En la velada del martes, que rondó la hora y media de concierto y tuvo como invitado especial al gaitero cubano Alejandro Gisberth, tuvo presencia el amplio patrimonio literario de Galicia y de Latinoamérica que Roi ha tomado como pretexto para musicalizar. Textos como los Cantares gallegos, de Rosalía de Castro —que datan de hace 150 años—, poemas actuales como los de Manuel María, coplas populares y creaciones suyas se suceden en un repertorio diverso que nos regalan el artista y su banda.

Se sumó también a esa noche una exquisita versión musical de The captain of my soul, texto que aparece en el Libro de poemas, de William Ernet Henley, y con el que Casal quiso evocar a Nelson Mandela y su espíritu de incansable luchador.

Interesante fue la combinación de la zanfona con el resto de la banda de Casal en Dat insignem viam, un título que, según explicó él mismo, representa esa etapa oscura del Medioevo, pero que esta vez «rompe» con su época al ser precisamente una mujer, la vocalista Silvia Ferre, la escogida para interpretar un canto gregoriano cantado siempre por hombres.

De Silvia hago un aparte para comentarles sobre sus capacidades interpretativas, pues ella, junto con Roi, son los vocalistas de un grupo que además integran Carlos Caviño, Alfonso Merino, Dani Riveiro, Alfredo Susavila y Alberte Rodríguez.

Con una formación avalada por las lecciones aprendidas del arpista Rodrigo Romaní y del Conservatorio Superior de Música de Madrid, Casal decidió emprender hace casi siete años su propio proyecto, después de pasar casi una década con Milladoiro, la banda de folk más universal de Galicia.
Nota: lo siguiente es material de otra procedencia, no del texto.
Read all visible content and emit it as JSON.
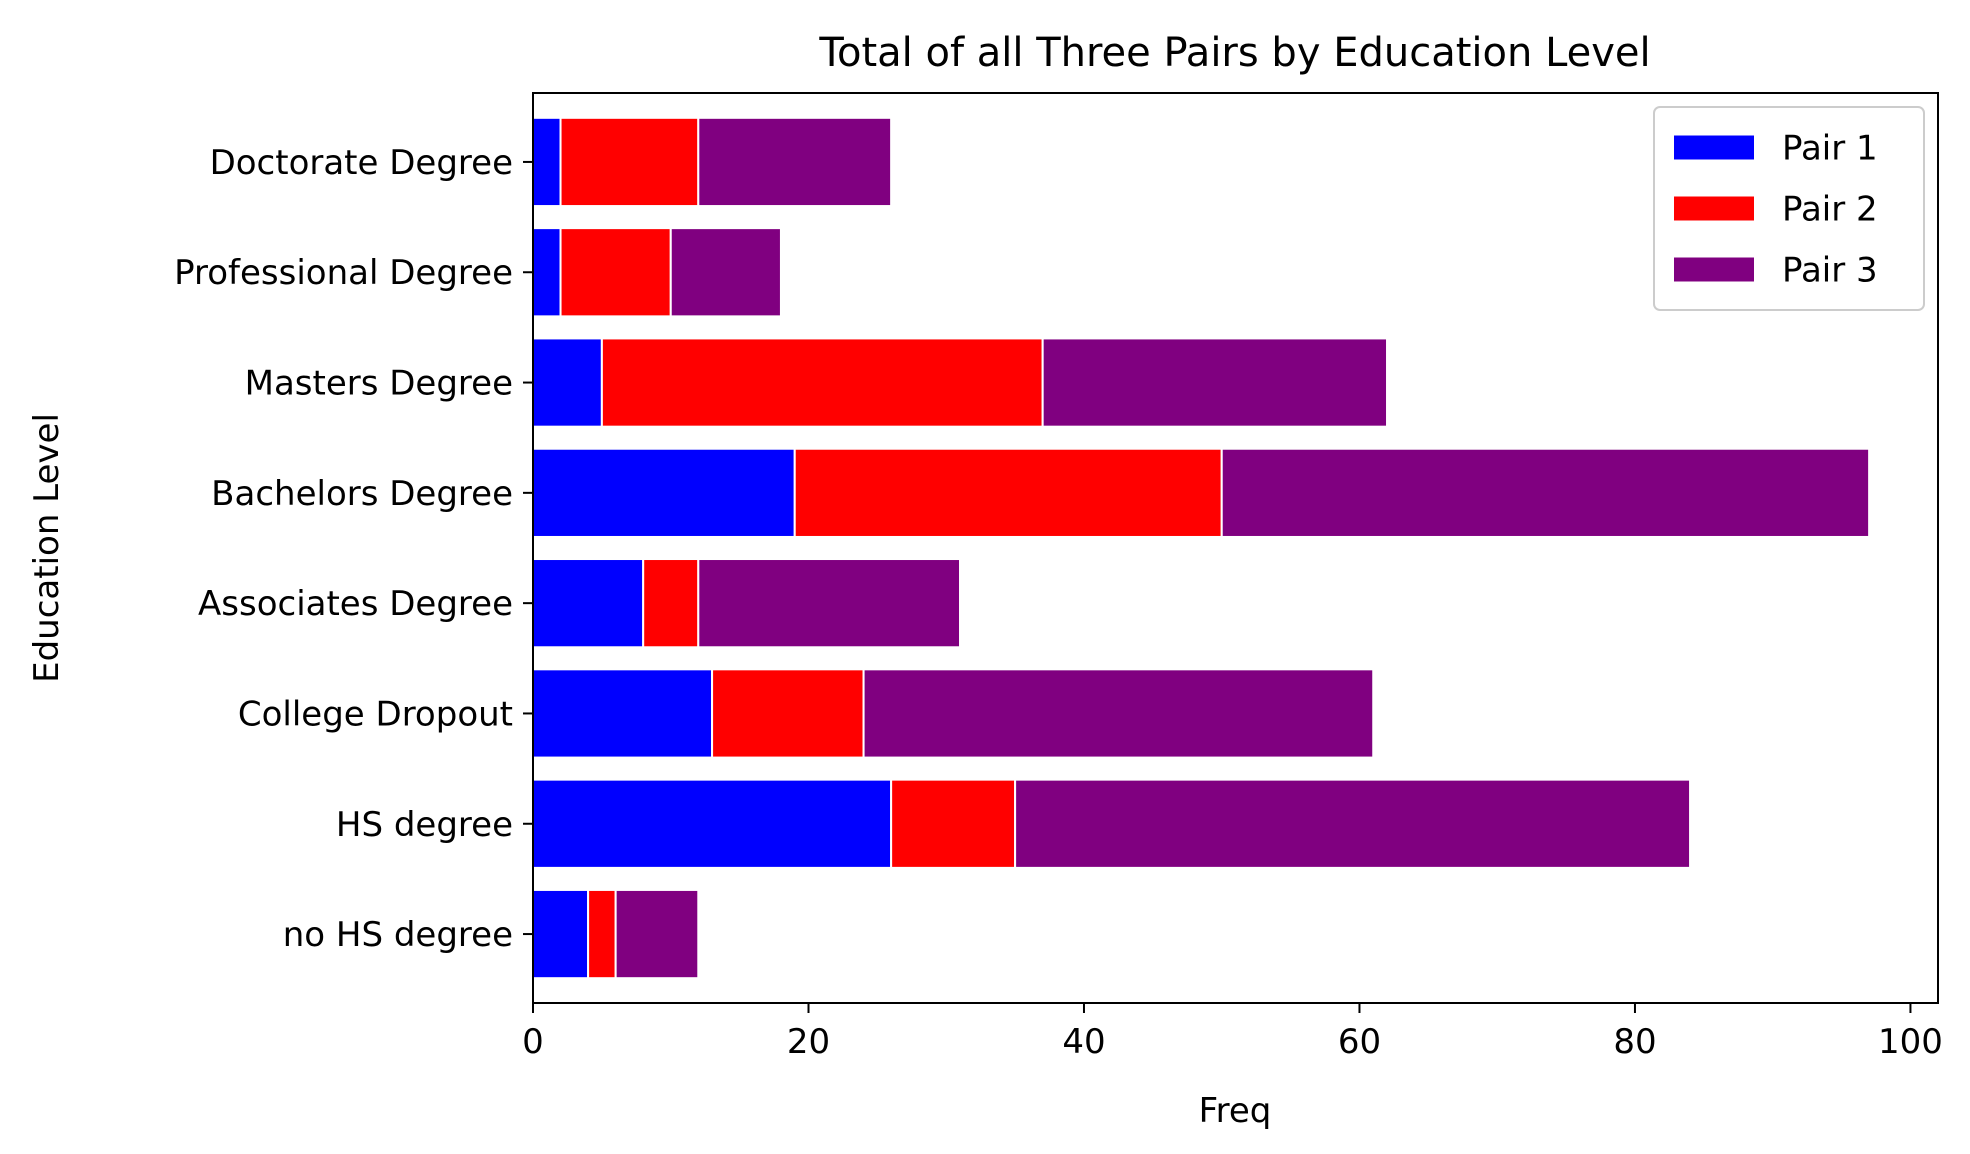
{
  "chart_data": {
    "type": "bar",
    "orientation": "horizontal",
    "stacked": true,
    "title": "Total of all Three Pairs by Education Level",
    "xlabel": "Freq",
    "ylabel": "Education Level",
    "xlim": [
      0,
      102
    ],
    "xticks": [
      0,
      20,
      40,
      60,
      80,
      100
    ],
    "grid": false,
    "legend_position": "top-right",
    "categories": [
      "no HS degree",
      "HS degree",
      "College Dropout",
      "Associates Degree",
      "Bachelors Degree",
      "Masters Degree",
      "Professional Degree",
      "Doctorate Degree"
    ],
    "series": [
      {
        "name": "Pair 1",
        "color": "#0000ff",
        "values": [
          4,
          26,
          13,
          8,
          19,
          5,
          2,
          2
        ]
      },
      {
        "name": "Pair 2",
        "color": "#ff0000",
        "values": [
          2,
          9,
          11,
          4,
          31,
          32,
          8,
          10
        ]
      },
      {
        "name": "Pair 3",
        "color": "#800080",
        "values": [
          6,
          49,
          37,
          19,
          47,
          25,
          8,
          14
        ]
      }
    ]
  }
}
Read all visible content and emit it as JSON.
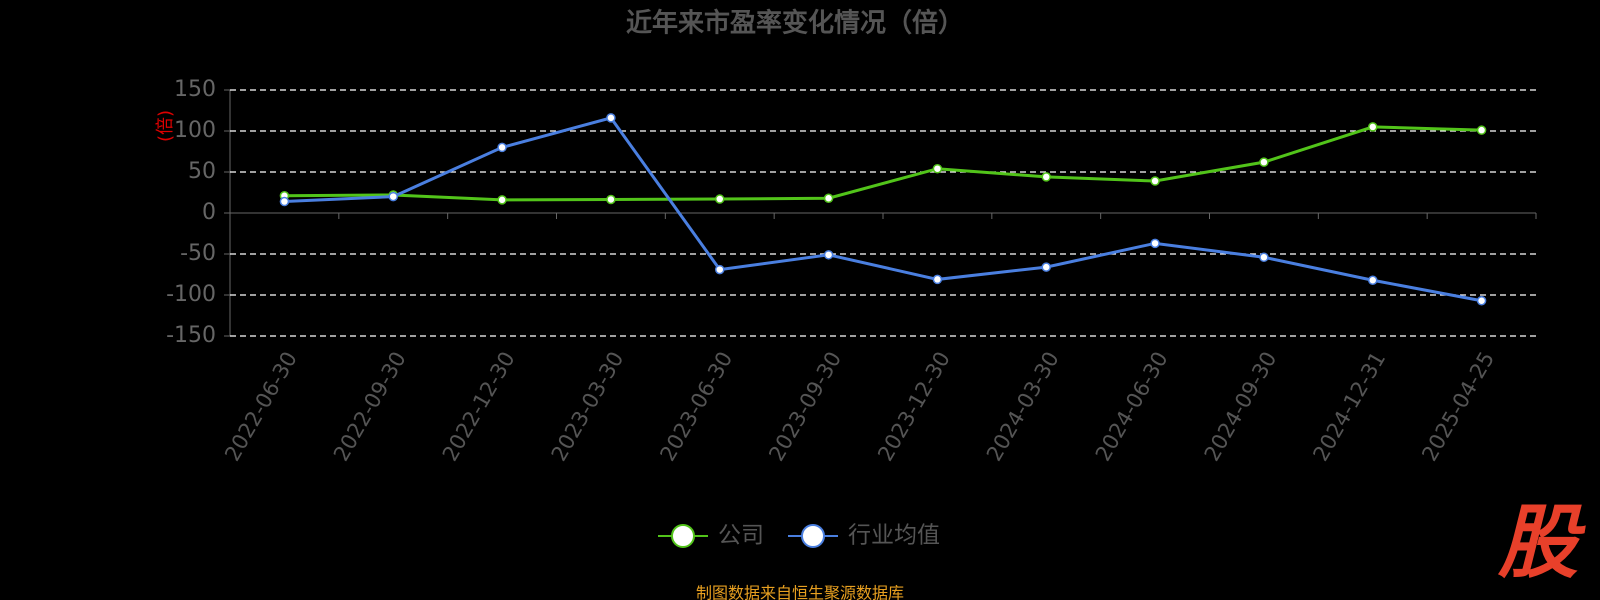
{
  "chart_data": {
    "type": "line",
    "title": "近年来市盈率变化情况（倍）",
    "y_label": "(倍)",
    "categories": [
      "2022-06-30",
      "2022-09-30",
      "2022-12-30",
      "2023-03-30",
      "2023-06-30",
      "2023-09-30",
      "2023-12-30",
      "2024-03-30",
      "2024-06-30",
      "2024-09-30",
      "2024-12-31",
      "2025-04-25"
    ],
    "series": [
      {
        "name": "公司",
        "color": "#52c41a",
        "values": [
          21,
          22,
          16,
          16.5,
          17,
          18,
          54,
          44,
          39,
          62,
          105,
          101
        ]
      },
      {
        "name": "行业均值",
        "color": "#4a7fe0",
        "values": [
          14,
          20,
          80,
          116,
          -69,
          -51,
          -81,
          -66,
          -37,
          -54,
          -82,
          -107
        ]
      }
    ],
    "ylim": [
      -150,
      150
    ],
    "yticks": [
      -150,
      -100,
      -50,
      0,
      50,
      100,
      150
    ],
    "grid": true,
    "source": "制图数据来自恒生聚源数据库",
    "logo": "股"
  }
}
Y ya en 2009, el sencillo Ninfa das frescas augas, con letra de Rosalía de Castro y música suya, fue considerado unos de los mejores temas de World Music en Estados Unidos.

Ahora que ha pasado por La Habana, tras dos paradas en Sudamérica (Montevideo y Buenos Aires), y que Cubadisco 2014 le ha concedido su Premio Internacional por la placa Maxicamente vello, Roi Casal debe volver para ganarse el público Isla adentro e intentar cumplir con esa promesa que hizo acá de mixturar las sonoridades cubanas y gallegas.